Zénab aime mieux y renoncer tout de suite…
Le lendemain et les jours suivants, je crus remarquer chez cette bouffonne — car elle n’était guère que cela dans la maison — un redoublement d’amabilité et d’égards à mon intention : Zénab se souvenait et elle était reconnaissante.

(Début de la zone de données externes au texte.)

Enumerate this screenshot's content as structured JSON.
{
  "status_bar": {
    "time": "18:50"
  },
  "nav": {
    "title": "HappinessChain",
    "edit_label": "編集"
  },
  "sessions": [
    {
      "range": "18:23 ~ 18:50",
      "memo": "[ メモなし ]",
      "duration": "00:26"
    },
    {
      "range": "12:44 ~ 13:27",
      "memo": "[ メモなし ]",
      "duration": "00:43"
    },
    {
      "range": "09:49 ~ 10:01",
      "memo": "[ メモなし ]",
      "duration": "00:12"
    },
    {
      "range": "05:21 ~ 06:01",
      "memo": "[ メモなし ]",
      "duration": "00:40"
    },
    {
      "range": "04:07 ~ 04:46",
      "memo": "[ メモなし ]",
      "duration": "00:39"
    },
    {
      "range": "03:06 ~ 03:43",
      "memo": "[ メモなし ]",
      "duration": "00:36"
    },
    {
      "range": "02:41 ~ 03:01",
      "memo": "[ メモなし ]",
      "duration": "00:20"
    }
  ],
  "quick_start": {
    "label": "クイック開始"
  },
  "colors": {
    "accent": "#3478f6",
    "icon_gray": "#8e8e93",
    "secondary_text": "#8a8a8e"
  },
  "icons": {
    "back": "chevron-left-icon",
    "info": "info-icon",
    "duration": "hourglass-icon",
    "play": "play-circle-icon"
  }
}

Pour moi, je ne pensais plus à son accident, quand, un soir, après une interminable journée de solitude — toute la famille était allée rendre visite à des parents habitant la banlieue — comme je demandais l’heure à Gull-Baïjass pour la dixième fois peut-être, Zénab, qui me regardait sans rien dire, s’approcha de moi :
— Petite hanem, les heures te semblent longues !… Tu n’as pas lu dans tes gros livres, ce soir ; je parie que tu es malade ?…
Je dus avouer que j’avais mal à la tête.
— C’est parce que le bey ne t’a pas écrit… Ne te tourmente pas ; demain, le seigneur t’enverra une bonne lettre ; mais moi, ce soir, je veux te distraire.
Tout de suite, je pensai à la danse et je revis par la pensée toute la scène de l’autre soir.
— Non, non, Zénab, pas de danses, pas de musique ! je suis lasse.